Il dottor Giuseppe Di Prima
Il dottor Giuseppe Di Prima

Dopo le innumerevoli consulenze sulle diete (vedi i tanti articoli sull’argomento scritti su Sicilians) mi pervengono ancora richieste da lettori con idee poco chiare o totalmente errate. Ho lavorato sin da ragazzo in questo settore e alcuni anni addietro ho concluso la mia carriera da consulente e unico referente provinciale per una famosa dieta che, pur non condividendone i principi, faceva parte del mio redditizio lavoro. Adesso, pensionato e libero di esprimermi senza condizionamenti, posso rispondere alle numerose richieste attuali riprendendo il discorso con qualche ultima e definitiva considerazione chiarificatrice.  Al giorno d’oggi recuperare e mantenere la giusta silhouette sembra essere il problema più ricorrente.

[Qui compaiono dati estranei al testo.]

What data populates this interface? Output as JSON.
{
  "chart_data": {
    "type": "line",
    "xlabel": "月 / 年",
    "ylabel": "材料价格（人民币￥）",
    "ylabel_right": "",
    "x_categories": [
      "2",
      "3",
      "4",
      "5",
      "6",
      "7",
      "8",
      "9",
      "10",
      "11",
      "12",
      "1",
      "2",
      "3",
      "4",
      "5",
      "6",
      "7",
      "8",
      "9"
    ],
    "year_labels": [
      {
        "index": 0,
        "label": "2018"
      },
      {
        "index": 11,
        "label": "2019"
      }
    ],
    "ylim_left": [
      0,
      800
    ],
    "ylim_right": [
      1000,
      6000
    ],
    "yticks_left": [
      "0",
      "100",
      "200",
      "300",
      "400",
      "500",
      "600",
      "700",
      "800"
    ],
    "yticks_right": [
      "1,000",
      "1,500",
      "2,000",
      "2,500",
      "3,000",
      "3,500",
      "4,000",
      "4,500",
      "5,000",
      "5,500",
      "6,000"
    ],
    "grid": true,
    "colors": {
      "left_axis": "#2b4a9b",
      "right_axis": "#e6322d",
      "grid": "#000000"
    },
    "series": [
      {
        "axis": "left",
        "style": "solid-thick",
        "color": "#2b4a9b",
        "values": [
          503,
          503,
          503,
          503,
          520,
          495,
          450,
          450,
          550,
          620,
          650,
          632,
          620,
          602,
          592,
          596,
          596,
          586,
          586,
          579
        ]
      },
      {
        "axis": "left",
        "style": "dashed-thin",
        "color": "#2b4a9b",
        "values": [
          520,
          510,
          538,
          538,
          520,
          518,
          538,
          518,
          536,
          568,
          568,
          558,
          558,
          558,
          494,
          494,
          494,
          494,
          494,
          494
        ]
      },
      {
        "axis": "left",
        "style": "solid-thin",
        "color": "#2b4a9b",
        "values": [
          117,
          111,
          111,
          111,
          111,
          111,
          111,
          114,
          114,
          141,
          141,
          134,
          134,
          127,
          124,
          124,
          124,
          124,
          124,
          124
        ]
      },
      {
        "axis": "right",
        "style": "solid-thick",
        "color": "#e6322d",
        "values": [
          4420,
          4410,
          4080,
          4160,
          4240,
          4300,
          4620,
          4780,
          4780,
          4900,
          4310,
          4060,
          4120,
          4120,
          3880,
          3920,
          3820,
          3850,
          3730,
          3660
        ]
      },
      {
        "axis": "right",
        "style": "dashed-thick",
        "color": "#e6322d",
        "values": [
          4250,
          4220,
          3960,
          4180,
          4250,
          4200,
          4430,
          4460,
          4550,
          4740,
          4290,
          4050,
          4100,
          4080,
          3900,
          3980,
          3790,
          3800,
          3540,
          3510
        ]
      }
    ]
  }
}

Che si sfogli un giornale o si guardi una trasmissione televisiva, sono costantemente presenti richiami al fatto che siamo obesi, a quanto sia pericoloso esserlo e quale dieta si rivela più efficace per farci recuperare velocemente (anche il fattore tempo è importantissimo!) il peso forma ideale. Decine di cosiddette diete dimagranti miracolose ci assillano, alcune delle quali presentate da illustri scienziati che, pagando profumatamente, si fanno intervistare per diffondere le loro preziosissime (in termini di ritorno in denaro) idee nutrizionistiche.

Lo stile di vita dei nostri giorni è caratterizzato da grande disponibilità di cibo e da una sempre più diffusa sedentarietà che portano a vivere in una situazione di apparente benessere psico-fisico che spesso non corrisponde con lo stato di salute. Ci siamo progressivamente arricchiti di cibi ad alto contenuto di calorie, grassi saturi e zuccheri fino a superare l’apporto di nutrienti necessario. Durante la giornata le occasioni per consumare cibo industriale (che nel nostro settore è definito cibo spazzatura) si moltiplicano, mentre è difficile trovare tempo per il movimento. All’esercizio fisico sono dedicati pochi minuti al giorno o qualche ora alla settimana. Tutto ciò porta a uno squilibrio tra le calorie assunte attraverso il cibo ingerito (entrate) e il dispendio energetico (uscite) che si manifesta con un aumento di peso.

Parlo ovviamente di individui sani e non con obesità patologica. Sapendo che il nostro organismo ha bisogno inequivocabilmente di un apporto di nutrienti scientificamente equilibrato e stabilito anche nelle proporzioni, si deduce che tutte le diete squilibrate sono ideate da persone squilibrate per utenti squilibrati. Infatti molte diete famose e sicure sono scomparse perché, a lungo andare, hanno mostrato il proprio lato negativo. Allora, quale dieta utilizzare per perdere i chili di troppo senza danno? A chi rivolgersi? E quanto costa?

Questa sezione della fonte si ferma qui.